Eine anspruchsvolle Aufgabe, die ständig von der Gefahr begleitet ist, ins Plakative zu rutschen: Frauen, Kultur, Körper? Da ist jede Menge Klischee möglich.
Bachzetsis aber gelingt die Umsetzung, zumindest grösstenteils. Die einzigen Schwachstellen treten da hervor, wo die Körper nicht alleine auf der Bühne stehen. Plötzlich ist da ein Spiegel, ein Yoga-Klotz, ein mit Malerband umwickelter Schuh. Mal abgesehen davon, dass ein Spiegel die wohl plumpste Form einer Spiegelungsbekundung ist, sind diese Objekte auch ziemlich überflüssig. Sie sind und bleiben platte Akzente der starken Aussagen, die Bachzetsis in «Massacre: Variations on a Theme» trifft.
Aber das lässt man dem Stück durchgehen, die Tänzerinnen nämlich fügen ihre Körper so betörend nahtlos an die Musik an, dass das rumliegende Zeug nicht mehr stört. Auch das klingt reichlich klischiert, aber hat man es gesehen, weiss man, wovon die Rede ist.

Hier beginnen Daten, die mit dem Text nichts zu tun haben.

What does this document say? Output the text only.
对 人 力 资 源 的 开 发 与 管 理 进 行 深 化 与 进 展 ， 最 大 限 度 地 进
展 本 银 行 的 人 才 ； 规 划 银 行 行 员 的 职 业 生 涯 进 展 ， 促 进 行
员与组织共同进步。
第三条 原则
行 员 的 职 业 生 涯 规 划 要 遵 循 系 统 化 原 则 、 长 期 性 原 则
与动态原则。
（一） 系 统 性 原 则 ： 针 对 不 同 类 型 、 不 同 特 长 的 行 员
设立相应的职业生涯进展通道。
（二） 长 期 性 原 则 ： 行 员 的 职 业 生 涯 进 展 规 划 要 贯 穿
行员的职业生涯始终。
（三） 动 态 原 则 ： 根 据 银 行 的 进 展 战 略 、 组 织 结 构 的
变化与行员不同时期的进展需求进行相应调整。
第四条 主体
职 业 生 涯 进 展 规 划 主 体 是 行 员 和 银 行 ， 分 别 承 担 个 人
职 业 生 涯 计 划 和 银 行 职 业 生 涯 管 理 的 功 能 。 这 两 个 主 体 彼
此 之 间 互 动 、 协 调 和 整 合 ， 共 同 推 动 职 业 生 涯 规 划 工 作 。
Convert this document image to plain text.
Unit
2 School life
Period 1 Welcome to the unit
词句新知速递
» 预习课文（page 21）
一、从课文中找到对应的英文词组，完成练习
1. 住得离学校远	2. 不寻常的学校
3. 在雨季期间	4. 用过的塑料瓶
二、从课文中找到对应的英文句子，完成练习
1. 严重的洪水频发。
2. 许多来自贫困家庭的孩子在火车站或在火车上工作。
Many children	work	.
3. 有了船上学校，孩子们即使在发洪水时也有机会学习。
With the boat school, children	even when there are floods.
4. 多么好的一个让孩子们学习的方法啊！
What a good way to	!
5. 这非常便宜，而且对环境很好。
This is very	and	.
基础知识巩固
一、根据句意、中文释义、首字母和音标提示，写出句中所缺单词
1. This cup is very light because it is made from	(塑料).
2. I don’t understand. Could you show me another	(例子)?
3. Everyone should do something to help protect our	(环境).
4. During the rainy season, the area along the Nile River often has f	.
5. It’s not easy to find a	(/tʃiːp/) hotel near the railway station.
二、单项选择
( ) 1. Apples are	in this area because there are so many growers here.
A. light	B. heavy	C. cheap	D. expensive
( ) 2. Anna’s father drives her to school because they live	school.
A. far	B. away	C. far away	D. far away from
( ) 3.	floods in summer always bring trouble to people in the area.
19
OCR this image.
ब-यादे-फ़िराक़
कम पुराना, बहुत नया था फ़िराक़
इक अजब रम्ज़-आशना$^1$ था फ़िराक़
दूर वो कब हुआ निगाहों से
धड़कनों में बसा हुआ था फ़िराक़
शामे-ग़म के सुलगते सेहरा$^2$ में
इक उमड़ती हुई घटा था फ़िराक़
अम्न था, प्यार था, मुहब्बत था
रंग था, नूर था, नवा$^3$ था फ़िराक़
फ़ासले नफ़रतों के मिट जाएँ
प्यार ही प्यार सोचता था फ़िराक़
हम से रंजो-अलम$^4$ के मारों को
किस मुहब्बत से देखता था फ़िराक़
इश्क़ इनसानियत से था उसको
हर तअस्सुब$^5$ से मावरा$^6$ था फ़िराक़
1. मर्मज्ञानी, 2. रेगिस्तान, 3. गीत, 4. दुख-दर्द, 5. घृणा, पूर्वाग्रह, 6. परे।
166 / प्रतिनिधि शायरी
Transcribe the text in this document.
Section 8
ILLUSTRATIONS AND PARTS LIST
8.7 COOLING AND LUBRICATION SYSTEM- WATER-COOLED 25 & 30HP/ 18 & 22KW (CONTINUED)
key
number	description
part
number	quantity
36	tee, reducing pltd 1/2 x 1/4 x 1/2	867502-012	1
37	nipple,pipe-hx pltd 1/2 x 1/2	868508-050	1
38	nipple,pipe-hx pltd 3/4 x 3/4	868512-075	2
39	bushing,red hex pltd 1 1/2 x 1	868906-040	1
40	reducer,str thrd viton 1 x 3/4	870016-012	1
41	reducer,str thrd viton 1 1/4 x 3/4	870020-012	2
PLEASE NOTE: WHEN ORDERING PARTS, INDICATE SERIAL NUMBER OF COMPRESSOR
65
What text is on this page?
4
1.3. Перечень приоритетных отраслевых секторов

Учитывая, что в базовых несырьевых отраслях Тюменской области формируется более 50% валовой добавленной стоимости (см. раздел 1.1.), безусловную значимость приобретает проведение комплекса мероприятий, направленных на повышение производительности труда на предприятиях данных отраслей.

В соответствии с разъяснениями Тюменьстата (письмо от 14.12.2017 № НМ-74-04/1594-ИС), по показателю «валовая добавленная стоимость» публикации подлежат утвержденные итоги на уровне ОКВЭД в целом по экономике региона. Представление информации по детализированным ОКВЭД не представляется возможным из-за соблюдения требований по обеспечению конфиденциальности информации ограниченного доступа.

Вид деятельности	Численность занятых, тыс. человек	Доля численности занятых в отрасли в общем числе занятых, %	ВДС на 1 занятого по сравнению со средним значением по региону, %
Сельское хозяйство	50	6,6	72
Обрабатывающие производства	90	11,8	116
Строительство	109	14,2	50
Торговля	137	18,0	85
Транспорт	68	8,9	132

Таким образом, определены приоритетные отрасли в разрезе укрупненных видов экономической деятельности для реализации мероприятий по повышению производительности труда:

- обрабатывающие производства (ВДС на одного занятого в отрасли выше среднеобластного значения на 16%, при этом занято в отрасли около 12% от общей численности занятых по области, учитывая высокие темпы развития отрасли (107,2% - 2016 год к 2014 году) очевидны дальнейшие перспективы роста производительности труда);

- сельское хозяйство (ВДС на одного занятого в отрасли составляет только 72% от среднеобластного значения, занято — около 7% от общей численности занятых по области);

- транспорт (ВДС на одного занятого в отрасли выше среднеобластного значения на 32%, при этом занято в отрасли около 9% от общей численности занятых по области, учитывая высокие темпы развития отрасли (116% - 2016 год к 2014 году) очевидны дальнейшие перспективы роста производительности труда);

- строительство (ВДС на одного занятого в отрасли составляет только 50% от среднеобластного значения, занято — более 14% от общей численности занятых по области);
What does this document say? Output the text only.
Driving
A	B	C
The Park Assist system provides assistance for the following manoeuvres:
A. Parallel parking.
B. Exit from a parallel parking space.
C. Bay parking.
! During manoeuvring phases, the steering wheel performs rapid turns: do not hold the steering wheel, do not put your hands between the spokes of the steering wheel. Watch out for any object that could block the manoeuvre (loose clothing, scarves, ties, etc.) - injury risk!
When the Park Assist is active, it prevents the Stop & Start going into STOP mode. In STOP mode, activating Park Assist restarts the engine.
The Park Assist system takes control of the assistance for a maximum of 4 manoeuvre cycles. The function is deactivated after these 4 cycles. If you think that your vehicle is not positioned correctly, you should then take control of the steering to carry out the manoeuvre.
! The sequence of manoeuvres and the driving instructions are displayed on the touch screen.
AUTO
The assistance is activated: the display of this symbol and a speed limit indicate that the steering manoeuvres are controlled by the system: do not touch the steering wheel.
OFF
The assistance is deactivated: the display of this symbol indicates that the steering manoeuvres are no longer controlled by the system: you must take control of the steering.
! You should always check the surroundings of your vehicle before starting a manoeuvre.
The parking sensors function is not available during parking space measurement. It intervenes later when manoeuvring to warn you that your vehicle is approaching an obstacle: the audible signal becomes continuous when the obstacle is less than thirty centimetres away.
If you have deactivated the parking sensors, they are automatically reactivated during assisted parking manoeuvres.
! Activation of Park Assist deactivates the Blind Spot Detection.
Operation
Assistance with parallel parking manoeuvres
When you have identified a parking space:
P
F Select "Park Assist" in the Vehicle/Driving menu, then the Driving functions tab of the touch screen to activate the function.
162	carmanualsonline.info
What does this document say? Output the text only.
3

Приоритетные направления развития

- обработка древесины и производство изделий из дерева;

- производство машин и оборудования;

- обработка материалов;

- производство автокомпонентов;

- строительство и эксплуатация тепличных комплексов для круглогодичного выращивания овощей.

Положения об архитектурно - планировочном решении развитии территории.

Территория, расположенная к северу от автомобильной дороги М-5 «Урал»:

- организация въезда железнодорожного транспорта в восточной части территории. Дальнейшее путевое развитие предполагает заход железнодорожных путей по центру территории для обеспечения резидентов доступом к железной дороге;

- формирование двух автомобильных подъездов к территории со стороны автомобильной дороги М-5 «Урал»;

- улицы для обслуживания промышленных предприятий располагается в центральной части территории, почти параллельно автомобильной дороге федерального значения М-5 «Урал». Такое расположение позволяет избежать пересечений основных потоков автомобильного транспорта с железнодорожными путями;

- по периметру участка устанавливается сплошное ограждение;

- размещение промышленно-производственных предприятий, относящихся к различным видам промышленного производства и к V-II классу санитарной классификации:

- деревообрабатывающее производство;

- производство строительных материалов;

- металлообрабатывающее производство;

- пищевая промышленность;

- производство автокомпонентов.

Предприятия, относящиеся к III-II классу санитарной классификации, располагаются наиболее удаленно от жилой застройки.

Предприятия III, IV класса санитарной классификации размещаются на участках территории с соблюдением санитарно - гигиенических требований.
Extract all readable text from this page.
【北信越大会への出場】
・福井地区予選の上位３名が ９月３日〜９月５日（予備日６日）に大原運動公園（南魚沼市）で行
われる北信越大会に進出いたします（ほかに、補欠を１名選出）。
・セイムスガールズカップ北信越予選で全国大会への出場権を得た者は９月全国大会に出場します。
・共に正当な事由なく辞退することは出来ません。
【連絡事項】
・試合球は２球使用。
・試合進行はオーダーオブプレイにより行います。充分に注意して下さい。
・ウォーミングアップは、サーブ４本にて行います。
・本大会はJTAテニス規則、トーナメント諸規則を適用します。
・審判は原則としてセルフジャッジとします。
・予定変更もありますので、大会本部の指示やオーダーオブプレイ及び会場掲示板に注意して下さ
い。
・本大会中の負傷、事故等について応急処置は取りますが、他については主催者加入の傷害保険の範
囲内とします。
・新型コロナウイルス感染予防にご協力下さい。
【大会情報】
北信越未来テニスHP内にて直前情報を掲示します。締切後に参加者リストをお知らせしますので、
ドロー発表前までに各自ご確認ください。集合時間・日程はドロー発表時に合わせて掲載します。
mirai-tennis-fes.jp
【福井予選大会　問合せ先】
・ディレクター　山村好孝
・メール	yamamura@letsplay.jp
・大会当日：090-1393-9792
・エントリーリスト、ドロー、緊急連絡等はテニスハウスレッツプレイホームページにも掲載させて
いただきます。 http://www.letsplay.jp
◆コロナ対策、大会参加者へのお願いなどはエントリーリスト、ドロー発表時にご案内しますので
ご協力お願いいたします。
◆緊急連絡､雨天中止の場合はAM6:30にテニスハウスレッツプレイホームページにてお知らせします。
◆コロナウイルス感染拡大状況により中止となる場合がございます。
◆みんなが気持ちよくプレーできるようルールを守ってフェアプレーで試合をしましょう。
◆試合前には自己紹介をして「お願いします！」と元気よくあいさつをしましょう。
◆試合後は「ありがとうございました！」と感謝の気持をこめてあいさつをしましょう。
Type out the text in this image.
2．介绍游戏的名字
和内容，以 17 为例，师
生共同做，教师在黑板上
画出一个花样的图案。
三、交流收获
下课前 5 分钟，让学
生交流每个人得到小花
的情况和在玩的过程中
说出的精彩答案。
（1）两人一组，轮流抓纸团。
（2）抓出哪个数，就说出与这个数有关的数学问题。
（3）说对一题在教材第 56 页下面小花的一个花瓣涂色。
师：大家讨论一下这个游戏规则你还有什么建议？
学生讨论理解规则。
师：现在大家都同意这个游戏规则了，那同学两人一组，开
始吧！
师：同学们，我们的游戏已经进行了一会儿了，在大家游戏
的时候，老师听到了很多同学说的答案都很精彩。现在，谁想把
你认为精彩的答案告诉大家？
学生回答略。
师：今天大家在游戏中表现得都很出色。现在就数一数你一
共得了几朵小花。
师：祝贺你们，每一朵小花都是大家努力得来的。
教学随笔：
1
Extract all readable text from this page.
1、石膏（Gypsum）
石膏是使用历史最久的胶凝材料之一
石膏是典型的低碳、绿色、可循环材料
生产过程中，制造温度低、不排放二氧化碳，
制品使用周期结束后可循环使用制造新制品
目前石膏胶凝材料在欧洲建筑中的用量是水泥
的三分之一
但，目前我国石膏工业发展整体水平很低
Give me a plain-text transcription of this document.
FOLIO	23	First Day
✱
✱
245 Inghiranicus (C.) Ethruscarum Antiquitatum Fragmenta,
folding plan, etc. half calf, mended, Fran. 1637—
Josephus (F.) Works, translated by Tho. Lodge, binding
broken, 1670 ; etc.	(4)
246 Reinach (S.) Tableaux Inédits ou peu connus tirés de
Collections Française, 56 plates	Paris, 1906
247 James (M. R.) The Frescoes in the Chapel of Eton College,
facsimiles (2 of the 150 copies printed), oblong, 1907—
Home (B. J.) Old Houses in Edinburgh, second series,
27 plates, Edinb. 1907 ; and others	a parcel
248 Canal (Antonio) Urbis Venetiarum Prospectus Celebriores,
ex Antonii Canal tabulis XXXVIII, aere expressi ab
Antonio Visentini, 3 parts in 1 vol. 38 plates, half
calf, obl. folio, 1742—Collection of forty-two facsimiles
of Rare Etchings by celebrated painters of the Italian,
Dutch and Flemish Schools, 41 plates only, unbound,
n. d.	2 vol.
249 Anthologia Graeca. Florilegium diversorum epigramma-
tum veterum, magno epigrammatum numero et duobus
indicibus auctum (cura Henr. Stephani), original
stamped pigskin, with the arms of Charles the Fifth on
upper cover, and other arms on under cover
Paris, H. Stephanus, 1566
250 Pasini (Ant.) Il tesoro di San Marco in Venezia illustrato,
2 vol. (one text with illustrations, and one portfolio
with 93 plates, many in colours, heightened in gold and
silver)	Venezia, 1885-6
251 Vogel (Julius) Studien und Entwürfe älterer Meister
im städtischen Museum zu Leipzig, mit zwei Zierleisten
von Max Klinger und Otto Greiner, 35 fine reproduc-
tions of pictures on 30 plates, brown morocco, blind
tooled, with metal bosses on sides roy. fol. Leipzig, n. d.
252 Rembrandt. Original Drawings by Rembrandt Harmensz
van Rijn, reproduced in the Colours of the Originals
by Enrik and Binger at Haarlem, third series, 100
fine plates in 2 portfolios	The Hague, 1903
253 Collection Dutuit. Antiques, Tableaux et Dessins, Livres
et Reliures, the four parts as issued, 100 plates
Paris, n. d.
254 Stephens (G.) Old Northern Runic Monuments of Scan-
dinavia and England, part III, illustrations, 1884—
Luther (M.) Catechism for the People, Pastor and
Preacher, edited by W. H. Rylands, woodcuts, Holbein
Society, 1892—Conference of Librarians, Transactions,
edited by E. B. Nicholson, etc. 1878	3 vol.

Darstellerinnen wie frisch aus dem Publikum
Vielleicht liegt diese Instant-Connection mit den drei Darstellerinnen aber auch an ihrer Aufmache. «Acne-Modeschau!» flüstert die Begleitung belustigt und Recht hat sie: Die Drei sehen aus, als wären sie direkt dem hiesigen Szenie-Publikum entstiegen. Und vielleicht ist genau das die Ursache des Zwickens, das sich auch nach der Vorstellung nicht verflüchtigt hat: Man mochte dieses Stück, aber man weiss, dass es nicht weit genug gegangen ist. Und man weiss, dass man es mochte, weil es formal genau so aufgemacht war, dass es einem gefallen würde.
Ein Massaker ist was anderes, ein Massaker schmerzt, es wütet, es fordert Opfer. Aber vielleicht entlarvt sich dieses Stück ja so auch gerade selbst: Als Zurschaustellung übertriebener Selbstbezogenheit, aufgetakelter Hysterie, unechter Ernsthaftigkeit. Schwarzgrauhautfarben. Und das ist am Ende dann doch auch reichlich schmerzhaft.